I've been using kafka 0.8.2 for some time now together with Node.js for both consumer and producer.
Although the producer side is quite simple to use and have more than one option available, the consumer side there is only one project that is "maintained" and works [1][2], all other opstions either only have producer available [3] or have not received a commit in years [4].
I am a bit disappointed about how little attention Node.js with kafka had so far as there are a lot of issues on keeping connection alive and rebalancing that made it really hard to trust the system and automate zero downtime deploys.
Although I still hope all these changes in 0.9 new consumer API solve these issues, I am really happy about the decision to be backwards compatible, making the transition/upgrade a much more smooth process
> To ensure a smooth upgrade paths for our users, the 0.8 producer and consumer clients will continue to work on an 0.9 Kafka cluster.
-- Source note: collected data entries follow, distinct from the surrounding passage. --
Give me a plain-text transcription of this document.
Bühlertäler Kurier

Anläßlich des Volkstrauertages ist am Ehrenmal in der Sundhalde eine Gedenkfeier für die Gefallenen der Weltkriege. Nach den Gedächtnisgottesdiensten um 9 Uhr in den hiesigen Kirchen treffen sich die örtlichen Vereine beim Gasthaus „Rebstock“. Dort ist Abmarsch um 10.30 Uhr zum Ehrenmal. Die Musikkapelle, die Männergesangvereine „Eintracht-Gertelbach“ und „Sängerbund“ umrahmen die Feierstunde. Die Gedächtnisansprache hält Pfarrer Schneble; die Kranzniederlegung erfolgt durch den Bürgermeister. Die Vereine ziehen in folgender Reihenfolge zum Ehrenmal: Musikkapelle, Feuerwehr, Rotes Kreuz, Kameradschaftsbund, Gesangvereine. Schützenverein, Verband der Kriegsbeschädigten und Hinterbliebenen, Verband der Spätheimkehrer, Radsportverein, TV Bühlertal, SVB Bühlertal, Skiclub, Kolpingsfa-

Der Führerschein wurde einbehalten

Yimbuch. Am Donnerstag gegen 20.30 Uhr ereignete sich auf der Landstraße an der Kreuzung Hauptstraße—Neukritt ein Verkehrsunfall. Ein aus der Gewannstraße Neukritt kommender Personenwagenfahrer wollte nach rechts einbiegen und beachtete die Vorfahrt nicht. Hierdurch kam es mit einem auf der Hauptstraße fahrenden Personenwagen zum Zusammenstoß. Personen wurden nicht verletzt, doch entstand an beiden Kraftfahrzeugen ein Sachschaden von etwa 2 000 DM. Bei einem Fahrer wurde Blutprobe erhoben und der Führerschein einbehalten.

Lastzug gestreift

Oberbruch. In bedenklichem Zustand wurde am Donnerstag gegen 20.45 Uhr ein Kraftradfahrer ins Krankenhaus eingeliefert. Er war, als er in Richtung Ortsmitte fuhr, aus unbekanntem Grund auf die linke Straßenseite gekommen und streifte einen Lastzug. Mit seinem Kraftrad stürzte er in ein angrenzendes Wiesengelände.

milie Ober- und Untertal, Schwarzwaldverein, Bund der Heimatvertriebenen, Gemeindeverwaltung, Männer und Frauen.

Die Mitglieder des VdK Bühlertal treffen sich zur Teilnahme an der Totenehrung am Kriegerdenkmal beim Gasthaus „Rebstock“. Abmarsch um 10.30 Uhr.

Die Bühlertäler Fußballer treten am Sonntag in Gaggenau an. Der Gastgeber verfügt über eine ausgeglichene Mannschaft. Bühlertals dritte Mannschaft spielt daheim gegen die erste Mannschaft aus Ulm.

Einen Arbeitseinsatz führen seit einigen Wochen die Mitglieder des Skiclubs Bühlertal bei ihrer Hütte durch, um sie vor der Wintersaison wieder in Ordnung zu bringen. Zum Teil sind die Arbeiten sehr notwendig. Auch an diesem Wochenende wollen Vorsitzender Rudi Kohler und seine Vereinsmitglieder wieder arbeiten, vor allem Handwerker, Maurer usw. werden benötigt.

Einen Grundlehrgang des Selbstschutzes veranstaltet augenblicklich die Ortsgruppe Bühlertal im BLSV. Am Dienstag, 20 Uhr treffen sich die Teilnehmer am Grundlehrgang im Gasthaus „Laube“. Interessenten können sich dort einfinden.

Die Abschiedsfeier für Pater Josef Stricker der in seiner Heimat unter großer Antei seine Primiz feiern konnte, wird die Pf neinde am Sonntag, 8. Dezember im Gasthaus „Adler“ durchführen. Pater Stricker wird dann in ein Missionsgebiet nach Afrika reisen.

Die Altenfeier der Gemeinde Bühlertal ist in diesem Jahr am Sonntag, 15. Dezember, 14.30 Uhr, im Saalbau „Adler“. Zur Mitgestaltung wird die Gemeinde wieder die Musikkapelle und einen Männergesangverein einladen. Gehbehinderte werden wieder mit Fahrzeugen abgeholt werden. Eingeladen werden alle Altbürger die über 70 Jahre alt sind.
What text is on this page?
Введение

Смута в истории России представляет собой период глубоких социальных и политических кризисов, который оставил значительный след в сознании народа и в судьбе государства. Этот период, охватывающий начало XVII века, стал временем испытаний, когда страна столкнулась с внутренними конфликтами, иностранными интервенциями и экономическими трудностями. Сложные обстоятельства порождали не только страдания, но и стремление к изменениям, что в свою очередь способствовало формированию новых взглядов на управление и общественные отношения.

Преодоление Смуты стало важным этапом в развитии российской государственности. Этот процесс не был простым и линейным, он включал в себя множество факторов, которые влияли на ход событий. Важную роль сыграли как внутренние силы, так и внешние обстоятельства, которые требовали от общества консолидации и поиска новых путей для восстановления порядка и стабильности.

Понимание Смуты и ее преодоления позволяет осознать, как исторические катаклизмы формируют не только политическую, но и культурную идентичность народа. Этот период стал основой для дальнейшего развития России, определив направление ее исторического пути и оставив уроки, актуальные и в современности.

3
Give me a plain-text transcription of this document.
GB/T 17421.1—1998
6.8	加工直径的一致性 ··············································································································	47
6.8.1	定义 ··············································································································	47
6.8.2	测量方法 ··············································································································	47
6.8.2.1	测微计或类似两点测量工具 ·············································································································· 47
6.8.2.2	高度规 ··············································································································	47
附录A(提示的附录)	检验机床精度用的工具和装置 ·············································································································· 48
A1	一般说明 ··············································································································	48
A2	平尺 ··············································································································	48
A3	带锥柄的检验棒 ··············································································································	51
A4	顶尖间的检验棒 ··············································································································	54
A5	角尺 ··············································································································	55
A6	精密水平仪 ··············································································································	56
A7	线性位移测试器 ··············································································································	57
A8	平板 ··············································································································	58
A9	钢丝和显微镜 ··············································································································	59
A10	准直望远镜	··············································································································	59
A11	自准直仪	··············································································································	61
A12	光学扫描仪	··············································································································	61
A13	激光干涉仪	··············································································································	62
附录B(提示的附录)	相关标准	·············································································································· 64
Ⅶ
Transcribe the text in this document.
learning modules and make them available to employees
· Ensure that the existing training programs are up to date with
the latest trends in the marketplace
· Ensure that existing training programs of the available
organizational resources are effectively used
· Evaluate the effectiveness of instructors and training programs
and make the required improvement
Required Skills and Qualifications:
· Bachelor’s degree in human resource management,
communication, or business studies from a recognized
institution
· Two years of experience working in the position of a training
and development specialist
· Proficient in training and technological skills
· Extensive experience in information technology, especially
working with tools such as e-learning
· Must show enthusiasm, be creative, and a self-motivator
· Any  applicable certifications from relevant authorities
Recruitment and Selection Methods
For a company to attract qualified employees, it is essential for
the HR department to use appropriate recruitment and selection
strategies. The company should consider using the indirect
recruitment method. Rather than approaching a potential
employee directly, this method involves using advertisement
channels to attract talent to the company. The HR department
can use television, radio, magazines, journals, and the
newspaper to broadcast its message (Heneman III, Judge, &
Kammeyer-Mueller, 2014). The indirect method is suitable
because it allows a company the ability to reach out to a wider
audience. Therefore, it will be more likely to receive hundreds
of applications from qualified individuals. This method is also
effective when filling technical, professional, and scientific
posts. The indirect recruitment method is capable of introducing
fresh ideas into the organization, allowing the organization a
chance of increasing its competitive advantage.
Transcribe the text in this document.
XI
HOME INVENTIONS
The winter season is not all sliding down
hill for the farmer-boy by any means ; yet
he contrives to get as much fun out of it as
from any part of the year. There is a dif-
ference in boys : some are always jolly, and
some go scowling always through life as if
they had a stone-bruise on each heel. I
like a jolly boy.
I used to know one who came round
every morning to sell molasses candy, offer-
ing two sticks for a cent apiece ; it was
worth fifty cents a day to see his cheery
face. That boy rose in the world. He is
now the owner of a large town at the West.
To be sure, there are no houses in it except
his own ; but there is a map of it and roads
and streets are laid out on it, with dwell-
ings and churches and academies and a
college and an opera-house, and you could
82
Your critique is well received. The Apache Kafka project has support for the Java clients and the non-java clients will be developed and available in a federated manner. At Confluent, we are focused on providing first class non-java clients that are API and functionality compatible with the java clients. Forthcoming releases of the Confluent Platform will include a C/C++, python and node.js client. Stay tuned http://www.confluent.io/developer#download
We've been using Kafka for almost two years already. Still lots of our codebase is Ruby, and Poseidon is not really that great client library. It's slow and it's not threadsafe.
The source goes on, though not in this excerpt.